1980年代、日本の不良映画界を席巻した伝説のスター、清水宏次朗。彼が主演した『ビーバップハイスクール』シリーズは、瞬く間に社会現象となり、若者たちの心を掴んだ。その活躍は映画にとどまらず、テレビドラマや歌手活動にまで及び、一時は年収4億円を超える大スターとなった。しかし、その栄光の影には、清水の苦悩や葛藤が常に付きまとっていた。

栄光と挫折の狭間で
清水宏次朗の人気が絶頂に達していた頃、彼の心は揺れ動いていた。「自分は本当にこのままで良いのか?」という疑問が彼をさいなみ、次第にその悩みは共演者との確執となって表れるようになった。特に、親友でありライバルでもあった中村トオルとの関係は次第にぎくしゃくしていった。当時の監督である田中監督は、「清水くんは天性の才能を持っていたが、その分周囲とのズレが大きかった。一方の中村くんは役作りに命をかける職人タイプで、2人の違いが確執を深めた」と回想する。

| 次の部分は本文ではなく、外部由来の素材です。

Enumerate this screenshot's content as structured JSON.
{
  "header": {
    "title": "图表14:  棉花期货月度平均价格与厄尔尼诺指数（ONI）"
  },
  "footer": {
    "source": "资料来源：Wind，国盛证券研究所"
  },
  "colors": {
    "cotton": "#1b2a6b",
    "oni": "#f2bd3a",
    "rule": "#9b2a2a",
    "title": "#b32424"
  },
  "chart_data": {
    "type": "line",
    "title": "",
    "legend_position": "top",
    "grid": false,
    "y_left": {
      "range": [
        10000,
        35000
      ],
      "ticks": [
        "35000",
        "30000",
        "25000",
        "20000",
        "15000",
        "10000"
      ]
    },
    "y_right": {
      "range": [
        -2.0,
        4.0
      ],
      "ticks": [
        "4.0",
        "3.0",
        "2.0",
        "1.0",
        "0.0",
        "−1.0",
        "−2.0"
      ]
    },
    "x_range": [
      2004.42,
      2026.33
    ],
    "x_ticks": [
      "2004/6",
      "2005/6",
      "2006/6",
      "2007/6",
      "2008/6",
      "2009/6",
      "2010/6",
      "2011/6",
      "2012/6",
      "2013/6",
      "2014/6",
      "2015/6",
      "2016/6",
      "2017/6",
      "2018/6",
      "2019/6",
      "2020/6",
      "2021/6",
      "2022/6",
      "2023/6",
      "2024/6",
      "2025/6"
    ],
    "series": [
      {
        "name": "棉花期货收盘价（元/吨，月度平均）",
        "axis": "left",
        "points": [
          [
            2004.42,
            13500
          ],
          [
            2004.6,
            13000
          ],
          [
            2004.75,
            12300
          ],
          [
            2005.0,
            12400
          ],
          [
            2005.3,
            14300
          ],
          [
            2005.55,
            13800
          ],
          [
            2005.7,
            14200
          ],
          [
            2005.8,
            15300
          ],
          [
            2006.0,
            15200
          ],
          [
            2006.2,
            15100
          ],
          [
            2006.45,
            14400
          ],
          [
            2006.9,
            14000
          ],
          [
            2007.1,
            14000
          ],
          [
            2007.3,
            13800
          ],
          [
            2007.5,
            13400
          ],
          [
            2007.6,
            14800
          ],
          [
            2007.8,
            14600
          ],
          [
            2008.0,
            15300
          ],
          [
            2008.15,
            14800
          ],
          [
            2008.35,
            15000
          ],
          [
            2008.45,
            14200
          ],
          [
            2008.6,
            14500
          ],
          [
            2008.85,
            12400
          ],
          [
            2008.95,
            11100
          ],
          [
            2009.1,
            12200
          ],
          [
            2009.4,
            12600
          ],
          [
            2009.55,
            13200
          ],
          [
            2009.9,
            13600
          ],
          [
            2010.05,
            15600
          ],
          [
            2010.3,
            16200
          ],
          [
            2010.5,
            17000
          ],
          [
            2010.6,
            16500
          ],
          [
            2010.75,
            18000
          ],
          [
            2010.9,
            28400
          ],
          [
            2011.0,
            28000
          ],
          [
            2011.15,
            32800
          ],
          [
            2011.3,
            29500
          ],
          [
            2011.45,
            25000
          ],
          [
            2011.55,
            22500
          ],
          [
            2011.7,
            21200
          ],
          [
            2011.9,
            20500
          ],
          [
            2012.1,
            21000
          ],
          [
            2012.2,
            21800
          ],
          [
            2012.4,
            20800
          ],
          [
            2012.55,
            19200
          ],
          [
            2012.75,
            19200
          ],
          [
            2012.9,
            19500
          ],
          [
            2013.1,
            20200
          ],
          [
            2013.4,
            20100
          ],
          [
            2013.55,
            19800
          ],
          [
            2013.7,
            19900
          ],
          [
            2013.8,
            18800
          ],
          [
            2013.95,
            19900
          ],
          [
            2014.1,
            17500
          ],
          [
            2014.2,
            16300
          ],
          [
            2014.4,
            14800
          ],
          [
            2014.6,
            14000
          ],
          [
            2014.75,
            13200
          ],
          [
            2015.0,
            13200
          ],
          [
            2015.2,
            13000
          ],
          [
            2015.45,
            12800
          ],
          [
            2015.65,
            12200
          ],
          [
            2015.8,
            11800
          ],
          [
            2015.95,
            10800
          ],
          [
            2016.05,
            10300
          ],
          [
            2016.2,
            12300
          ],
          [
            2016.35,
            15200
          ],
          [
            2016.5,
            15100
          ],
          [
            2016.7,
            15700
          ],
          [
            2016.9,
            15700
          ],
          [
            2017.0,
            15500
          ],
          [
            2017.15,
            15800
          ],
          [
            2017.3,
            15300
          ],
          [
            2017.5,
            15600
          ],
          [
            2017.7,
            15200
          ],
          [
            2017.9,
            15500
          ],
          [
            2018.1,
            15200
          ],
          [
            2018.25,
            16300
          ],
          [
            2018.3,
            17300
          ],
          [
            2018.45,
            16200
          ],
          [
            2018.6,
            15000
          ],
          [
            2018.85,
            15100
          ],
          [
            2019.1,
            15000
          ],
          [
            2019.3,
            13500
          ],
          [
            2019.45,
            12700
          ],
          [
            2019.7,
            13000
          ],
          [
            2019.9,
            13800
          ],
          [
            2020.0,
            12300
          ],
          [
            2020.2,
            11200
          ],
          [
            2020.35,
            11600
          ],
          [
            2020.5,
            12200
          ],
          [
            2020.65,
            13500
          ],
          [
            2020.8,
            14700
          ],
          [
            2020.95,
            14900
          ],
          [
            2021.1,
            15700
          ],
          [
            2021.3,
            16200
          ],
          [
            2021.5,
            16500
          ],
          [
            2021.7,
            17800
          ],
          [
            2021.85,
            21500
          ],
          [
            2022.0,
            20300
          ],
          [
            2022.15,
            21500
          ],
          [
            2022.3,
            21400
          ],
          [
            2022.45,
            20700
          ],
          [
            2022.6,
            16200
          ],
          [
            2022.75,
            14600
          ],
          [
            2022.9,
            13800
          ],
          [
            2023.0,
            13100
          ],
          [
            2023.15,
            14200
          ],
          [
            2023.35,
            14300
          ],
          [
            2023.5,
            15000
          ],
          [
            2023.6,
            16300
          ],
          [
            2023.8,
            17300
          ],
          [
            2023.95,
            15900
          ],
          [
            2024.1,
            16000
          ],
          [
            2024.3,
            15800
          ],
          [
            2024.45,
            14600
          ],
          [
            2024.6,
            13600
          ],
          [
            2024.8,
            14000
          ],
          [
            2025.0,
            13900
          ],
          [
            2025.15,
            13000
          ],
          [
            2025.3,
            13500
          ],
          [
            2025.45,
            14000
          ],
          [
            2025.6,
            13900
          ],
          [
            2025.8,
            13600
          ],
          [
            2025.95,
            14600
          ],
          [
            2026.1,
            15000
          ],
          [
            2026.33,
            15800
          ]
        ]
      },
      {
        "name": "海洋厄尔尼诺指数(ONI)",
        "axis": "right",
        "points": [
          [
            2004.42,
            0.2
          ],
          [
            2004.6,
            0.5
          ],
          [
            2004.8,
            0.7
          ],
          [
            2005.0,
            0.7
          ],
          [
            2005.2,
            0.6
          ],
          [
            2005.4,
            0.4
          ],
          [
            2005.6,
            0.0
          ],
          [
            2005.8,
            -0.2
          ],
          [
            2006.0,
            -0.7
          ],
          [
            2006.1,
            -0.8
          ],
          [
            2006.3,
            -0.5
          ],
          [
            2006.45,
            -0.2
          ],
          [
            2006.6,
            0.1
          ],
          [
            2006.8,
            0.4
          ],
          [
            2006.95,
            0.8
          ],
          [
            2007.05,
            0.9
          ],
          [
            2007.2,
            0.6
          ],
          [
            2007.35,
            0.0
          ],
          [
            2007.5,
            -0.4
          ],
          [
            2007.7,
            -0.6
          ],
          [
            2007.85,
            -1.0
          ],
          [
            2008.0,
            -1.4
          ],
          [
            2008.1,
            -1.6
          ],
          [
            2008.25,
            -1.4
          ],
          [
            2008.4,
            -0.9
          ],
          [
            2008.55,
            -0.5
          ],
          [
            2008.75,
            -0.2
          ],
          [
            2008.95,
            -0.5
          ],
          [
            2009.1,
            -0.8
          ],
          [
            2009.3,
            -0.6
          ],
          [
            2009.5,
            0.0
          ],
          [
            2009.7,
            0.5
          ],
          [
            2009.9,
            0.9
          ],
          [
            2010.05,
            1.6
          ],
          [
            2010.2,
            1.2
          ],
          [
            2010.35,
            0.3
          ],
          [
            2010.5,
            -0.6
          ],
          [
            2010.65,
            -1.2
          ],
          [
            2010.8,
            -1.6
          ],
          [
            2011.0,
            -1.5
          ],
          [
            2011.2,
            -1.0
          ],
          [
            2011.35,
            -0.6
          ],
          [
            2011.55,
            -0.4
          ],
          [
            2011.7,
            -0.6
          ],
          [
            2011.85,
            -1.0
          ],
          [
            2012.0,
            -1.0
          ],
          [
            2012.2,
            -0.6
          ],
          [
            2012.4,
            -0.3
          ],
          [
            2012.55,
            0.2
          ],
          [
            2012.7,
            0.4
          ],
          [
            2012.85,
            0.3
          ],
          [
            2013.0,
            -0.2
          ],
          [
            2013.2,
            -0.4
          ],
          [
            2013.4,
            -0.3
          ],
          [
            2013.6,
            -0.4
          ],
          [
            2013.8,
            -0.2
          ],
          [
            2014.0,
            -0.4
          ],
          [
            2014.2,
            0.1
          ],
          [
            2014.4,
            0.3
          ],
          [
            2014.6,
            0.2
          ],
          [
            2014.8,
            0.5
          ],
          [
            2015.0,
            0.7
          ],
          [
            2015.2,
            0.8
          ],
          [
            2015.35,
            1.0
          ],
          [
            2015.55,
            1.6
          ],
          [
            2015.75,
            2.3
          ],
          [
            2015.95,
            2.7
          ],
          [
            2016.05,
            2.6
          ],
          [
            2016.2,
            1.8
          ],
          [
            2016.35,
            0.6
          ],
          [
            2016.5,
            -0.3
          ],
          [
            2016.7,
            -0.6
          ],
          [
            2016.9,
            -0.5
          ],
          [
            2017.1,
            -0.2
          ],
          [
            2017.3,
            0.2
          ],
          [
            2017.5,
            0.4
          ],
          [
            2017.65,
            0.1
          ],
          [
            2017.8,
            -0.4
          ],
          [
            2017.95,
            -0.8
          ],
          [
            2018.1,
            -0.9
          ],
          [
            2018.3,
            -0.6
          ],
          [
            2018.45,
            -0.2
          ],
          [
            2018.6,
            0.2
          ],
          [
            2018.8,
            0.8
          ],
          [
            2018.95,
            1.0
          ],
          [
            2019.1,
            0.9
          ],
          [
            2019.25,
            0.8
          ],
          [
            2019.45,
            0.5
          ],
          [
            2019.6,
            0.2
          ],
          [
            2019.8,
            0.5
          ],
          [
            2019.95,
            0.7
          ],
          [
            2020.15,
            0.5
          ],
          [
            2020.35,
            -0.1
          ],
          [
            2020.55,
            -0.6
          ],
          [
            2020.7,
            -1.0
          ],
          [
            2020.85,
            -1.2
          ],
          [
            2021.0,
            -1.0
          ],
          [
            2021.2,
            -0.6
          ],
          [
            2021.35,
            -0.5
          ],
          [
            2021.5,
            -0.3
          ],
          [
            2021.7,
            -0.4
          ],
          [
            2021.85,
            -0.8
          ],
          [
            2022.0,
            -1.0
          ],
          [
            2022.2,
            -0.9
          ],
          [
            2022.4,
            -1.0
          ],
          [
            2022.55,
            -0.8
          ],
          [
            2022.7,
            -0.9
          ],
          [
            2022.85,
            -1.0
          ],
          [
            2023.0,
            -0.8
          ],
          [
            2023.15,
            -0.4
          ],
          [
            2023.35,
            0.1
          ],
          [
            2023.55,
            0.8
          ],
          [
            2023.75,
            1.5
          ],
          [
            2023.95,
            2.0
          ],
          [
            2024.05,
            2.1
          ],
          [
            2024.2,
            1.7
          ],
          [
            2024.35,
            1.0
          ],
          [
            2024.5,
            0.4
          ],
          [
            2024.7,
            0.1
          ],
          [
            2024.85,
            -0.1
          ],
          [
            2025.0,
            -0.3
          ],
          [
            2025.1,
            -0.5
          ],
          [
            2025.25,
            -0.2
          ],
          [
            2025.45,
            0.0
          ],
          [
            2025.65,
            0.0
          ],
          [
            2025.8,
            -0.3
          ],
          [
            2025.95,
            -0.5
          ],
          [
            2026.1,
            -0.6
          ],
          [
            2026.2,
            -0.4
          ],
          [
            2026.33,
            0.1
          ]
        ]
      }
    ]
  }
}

1990年、シリーズ最終作の撮影現場では、2人の対立が頂点に達し、現場の空気は緊張に包まれていた。それでも『ビーバップハイスクール』シリーズは大ヒットを続けたが、そのブームが終焉を迎えると同時に、清水の仕事は激減していった。あまりに強烈な役のイメージが付いてしまい、新たな役が来なくなったのだ。こうして、清水は自らのキャリアについて悩み続ける日々を送ることとなった。
新たな挑戦と失敗
新しい人生を求め、清水は六本木にナイトクラブをオープンさせた。しかし、経営の知識も経験もないまま、見切り発車で始めたビジネスはすぐに行き詰まり、多額の借金を抱えることになった。当時の経理担当者は、「あれは完全に無謀だった。芸能界の人脈を頼りに何とか開店したものの、結果的に借金だけが膨らんでいった」と振り返る。開店からわずか2年で店は閉鎖に追い込まれ、残されたのは借金と挫折感だけだった。

清水は一時、引退を考えたと告白している。しかし、彼の心を再び動かしたのは、かつての盟友・中村トオルからの一本の電話だった。「芝居の話がしたい」――その言葉が、清水の中で何かを変えた。
彼は再び俳優としての情熱を取り戻し、舞台に立つ決意を固めたのだ。
健康問題との戦い
ところが、彼の復活の道のりは容易ではなかった。再び舞台に立とうとした矢先、清水は胸の痛みに襲われ、病院での診断の結果、心臓に問題があることが発覚した。さらに、長年のアルコール依存も併発していることが分かった。自身の健康状態に絶望しかけた清水を救ったのは、ファンからの励ましのメッセージだった。
「清水さんの演技が私の生きる希望です」「あなたの復活を待っています」というファンの声に支えられ、清水は自らの健康と向き合うことを決意した。リハビリに励み、次第に心身ともに回復していった清水は、再びスクリーンに戻ることを誓った。